Jessica Simpson de cara limpa
Divulgação
Jessica Simpson de cara limpa


Uma onda em favor da beleza possível ganha força nas páginas das publicações mais badaladas do mundo. Agora foi a vez de Jessica Simpson chegar às bancas sem maquiagem nem retoques, na edição de maio da revista Marie Claire norte-americana.

Claudia Schiffer e Cindy Crawford também já tinham sido clicadas ao natural. O trabalho, publicado em 2009 na Harper’s Bazaar, leva a assinatura do alemão Peter Lindbergh, um dos maiores defensores da imagem de “cara limpa”.

Segundo Lindbergh, a possibilidade tecnológica de alterar fotos teve um peso muito grande na forma como as mulheres foram definidas visualmente. “Retoques excessivos não devem representar a mulher neste século”, disse ao jornal The New York Times.

As criaturas sintéticas ou verdadeiros “objetos de marte”, segundo classificou o fotógrafo, também são combatidas pela deputada francesa Valerie Boyer. Ela apresentou ao parlamento, em 2009, um projeto que obriga a identificação de fotos modificadas por meio de ferramentas tecnológicas. Agora, no Brasil, quem levantou a mesma bandeira foi o deputado federal Wladimir Costa (PMDB-PA).

“A finalidade é coibir o abuso e a propaganda enganosa.

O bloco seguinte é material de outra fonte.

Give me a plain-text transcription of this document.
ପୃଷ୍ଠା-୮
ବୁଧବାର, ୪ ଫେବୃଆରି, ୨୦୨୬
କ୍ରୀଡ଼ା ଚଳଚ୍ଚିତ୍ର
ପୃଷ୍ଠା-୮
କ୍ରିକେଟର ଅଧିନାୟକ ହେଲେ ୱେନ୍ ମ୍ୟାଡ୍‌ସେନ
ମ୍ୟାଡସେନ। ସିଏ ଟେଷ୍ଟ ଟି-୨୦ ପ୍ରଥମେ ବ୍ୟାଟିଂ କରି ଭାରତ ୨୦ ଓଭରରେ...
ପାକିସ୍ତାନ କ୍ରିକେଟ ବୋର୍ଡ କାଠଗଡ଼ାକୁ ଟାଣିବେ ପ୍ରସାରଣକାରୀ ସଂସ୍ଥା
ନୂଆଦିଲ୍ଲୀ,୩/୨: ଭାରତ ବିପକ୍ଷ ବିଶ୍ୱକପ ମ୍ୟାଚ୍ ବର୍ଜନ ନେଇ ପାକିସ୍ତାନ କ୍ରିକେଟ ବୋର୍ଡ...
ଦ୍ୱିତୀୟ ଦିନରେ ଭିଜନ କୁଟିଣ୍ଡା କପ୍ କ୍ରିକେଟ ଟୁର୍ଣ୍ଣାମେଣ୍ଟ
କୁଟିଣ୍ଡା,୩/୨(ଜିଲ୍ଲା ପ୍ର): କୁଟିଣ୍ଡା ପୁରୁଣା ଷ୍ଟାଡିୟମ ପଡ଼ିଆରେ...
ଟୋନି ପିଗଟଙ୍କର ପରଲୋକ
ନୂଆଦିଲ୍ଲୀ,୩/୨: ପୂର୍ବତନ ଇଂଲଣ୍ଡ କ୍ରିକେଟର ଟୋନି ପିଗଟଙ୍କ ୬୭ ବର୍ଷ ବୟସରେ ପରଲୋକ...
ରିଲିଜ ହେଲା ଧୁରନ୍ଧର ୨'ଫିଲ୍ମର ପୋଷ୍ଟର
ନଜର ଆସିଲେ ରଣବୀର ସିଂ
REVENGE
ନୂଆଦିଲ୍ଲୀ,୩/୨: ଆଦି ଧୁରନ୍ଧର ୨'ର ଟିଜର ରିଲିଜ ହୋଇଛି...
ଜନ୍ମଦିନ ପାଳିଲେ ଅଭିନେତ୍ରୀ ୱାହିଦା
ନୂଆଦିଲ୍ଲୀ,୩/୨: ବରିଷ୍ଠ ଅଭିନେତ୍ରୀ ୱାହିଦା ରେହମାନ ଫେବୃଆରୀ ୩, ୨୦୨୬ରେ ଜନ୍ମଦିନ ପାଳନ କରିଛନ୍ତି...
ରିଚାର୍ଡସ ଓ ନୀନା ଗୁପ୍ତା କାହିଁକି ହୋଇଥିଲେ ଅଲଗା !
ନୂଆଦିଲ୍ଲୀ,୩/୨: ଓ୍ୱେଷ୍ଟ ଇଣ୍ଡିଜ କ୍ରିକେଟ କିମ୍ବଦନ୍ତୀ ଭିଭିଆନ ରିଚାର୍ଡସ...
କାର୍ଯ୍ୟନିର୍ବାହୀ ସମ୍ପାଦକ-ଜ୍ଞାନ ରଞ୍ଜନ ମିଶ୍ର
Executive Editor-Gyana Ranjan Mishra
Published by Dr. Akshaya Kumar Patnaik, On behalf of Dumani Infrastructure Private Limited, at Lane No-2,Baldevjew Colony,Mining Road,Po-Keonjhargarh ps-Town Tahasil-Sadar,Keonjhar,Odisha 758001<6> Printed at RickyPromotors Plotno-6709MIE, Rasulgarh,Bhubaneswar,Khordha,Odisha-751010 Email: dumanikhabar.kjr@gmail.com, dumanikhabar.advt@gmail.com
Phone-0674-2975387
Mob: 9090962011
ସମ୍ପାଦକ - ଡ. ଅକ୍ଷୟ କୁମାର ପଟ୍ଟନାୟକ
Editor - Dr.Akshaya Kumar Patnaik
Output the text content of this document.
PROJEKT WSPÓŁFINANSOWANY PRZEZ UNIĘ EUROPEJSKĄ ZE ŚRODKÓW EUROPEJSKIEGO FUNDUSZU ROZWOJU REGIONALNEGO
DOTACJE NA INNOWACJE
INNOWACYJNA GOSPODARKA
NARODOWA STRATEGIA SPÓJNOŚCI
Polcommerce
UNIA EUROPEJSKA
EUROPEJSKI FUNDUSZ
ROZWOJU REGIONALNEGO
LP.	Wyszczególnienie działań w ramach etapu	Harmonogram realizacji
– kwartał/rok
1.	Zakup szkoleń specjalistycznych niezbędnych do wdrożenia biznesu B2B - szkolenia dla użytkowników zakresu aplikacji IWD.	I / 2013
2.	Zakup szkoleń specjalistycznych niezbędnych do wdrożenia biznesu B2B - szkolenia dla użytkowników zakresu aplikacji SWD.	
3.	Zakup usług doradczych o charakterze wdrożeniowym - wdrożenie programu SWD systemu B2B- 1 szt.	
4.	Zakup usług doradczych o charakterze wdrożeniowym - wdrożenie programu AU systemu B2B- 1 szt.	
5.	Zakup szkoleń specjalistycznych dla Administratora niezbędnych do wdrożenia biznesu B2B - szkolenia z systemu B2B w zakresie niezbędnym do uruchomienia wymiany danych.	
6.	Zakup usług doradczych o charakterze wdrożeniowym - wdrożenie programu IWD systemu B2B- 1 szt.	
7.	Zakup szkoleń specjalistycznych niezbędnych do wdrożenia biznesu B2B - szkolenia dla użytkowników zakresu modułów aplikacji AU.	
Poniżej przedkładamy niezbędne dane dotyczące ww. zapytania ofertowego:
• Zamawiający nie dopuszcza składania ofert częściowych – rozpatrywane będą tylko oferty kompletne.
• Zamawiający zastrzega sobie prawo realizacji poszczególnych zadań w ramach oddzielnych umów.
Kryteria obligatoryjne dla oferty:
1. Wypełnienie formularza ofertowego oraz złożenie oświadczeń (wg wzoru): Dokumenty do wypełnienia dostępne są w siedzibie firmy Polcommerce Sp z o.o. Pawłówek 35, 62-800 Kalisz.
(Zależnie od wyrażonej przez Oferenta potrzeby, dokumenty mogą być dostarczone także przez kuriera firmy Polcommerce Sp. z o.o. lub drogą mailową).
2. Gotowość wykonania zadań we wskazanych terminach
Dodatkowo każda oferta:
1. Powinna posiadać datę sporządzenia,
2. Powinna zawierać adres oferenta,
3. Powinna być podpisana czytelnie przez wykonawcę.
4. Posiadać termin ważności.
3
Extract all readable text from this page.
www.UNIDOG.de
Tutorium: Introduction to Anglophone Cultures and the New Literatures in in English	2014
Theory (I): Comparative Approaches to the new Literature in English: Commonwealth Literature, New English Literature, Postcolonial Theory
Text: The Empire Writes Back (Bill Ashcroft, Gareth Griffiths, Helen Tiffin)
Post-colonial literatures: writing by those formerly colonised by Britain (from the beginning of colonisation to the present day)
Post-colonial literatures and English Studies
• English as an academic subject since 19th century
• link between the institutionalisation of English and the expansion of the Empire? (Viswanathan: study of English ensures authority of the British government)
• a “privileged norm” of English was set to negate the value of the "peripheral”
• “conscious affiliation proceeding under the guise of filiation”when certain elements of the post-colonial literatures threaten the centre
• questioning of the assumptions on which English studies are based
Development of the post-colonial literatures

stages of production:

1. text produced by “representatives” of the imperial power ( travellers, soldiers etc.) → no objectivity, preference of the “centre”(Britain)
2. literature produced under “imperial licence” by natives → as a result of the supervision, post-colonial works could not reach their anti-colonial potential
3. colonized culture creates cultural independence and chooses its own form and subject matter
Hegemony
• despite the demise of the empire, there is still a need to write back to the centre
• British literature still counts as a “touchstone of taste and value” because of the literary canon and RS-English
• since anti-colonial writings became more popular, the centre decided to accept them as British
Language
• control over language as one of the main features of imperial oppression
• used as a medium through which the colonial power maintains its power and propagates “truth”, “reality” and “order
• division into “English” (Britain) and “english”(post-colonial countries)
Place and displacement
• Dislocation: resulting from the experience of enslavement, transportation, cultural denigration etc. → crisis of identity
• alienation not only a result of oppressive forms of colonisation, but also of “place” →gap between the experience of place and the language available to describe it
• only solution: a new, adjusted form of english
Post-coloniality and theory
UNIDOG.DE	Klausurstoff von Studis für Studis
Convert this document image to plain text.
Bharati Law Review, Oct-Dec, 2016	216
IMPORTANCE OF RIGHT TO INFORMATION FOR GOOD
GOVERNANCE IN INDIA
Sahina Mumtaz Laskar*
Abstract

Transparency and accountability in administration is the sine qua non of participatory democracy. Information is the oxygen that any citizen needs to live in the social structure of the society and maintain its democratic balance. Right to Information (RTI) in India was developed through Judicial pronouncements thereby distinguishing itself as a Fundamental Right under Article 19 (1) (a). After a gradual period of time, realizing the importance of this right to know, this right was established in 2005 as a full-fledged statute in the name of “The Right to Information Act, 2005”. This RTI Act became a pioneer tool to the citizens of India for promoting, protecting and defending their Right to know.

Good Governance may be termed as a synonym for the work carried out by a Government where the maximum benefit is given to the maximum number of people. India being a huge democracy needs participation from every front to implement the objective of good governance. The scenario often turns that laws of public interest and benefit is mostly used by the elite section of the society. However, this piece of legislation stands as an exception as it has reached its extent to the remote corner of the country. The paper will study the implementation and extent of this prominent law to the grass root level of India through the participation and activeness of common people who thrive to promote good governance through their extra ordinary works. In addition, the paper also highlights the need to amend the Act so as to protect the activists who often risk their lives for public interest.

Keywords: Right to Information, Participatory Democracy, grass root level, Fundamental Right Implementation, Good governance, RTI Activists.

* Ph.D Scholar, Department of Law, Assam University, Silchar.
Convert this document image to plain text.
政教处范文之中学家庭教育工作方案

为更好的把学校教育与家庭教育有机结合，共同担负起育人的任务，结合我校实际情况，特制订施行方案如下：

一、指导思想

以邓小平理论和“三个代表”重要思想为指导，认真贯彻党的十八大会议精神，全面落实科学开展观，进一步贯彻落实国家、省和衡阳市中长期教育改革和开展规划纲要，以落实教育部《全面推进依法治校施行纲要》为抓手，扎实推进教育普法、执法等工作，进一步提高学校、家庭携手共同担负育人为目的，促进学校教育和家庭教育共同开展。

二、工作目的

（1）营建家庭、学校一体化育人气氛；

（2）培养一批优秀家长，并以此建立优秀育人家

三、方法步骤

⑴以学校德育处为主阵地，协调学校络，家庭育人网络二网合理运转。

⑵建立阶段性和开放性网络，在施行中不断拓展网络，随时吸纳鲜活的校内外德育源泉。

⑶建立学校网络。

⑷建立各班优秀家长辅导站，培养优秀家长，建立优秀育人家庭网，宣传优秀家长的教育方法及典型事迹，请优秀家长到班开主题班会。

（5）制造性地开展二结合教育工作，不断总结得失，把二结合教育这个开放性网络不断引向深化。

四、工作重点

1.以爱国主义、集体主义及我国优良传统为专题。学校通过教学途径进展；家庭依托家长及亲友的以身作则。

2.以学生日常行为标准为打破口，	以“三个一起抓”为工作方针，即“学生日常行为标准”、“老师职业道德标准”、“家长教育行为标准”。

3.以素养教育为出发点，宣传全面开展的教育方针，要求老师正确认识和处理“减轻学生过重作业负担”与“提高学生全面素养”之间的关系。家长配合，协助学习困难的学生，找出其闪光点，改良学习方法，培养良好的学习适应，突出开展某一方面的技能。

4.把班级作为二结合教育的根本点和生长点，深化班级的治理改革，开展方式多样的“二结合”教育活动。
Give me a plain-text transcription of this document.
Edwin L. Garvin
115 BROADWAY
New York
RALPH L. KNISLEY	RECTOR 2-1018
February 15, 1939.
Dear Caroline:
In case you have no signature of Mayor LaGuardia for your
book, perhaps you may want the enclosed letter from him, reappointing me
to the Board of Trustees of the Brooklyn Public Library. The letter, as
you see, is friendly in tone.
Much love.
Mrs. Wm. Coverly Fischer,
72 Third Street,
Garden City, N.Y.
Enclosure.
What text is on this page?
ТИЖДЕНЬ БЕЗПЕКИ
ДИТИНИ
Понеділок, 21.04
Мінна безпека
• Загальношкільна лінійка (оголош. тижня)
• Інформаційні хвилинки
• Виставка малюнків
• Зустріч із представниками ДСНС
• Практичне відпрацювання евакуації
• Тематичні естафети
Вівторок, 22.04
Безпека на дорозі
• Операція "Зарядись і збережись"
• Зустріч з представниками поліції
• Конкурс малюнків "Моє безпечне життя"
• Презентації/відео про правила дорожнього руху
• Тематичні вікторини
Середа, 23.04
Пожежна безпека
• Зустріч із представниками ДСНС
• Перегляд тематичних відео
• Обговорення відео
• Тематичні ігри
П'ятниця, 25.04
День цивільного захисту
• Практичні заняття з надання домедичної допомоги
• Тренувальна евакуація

Gastam milhares de reais com cachês para celebridades e não usam a imagem real delas. Essas pessoas possuem imperfeições estéticas que são escondidas pelo Photoshop. E tem de tudo, gente com 45 anos que já possui rugas e faz publicidade de cremes para a pele perfeita”, diz ele, que também dispara contra as revistas masculinas: “A Playboy tem mulheres belíssimas, mas também tem uns dragões que eles colocam na capa com 100% Photoshop”, protesta.

A publicação citada pelo deputado, representada por seu diretor de redação, Edson Aran, não estica o debate: “O Brasil tem problemas muito sérios para que eu me preocupe com isso. O deputado deveria fazer o mesmo”, diz.

"Atenção: imagem retocada para alterar a aparência física da pessoa retratada”

Colecionador com a Playboy da Alessandra Negrini: a preferida
Edu Cesar/Fotoarena
Colecionador com a Playboy da Alessandra Negrini: a preferida
O alerta proposto pelo projeto de lei não anima José Paulo Bragança Bernardo, um colecionador de publicações adultas. “Isso me parece um exagero”, diz ele. “O Photoshop tem duas vias. A mais utilizada corrige iluminação e pequenas imperfeições, e isso não descaracteriza a modelo. Já o uso extremo da ferramenta acaba transformando mulheres em bonecas de cera, e daí já vira 'fake', pois estamos vendo algo que não é real”.

Fernando Torquato, maquiador top das celebridades, não vê problema no uso da ferramenta em trabalhos artísticos. “Agora, se for fazer um anúncio de clínica de estética com uma mulher toda photoshopada, daí é desonesto”, declara.

Enquanto os debates evoluem, uma verdadeira “patrulha do photoshop” (representada por sites como como  Photoshop Disasters Boing Boing ) mantém-se alerta ao apontar falhas, deslizes, bizarrices e, principalmente, todo tipo de beleza impossível.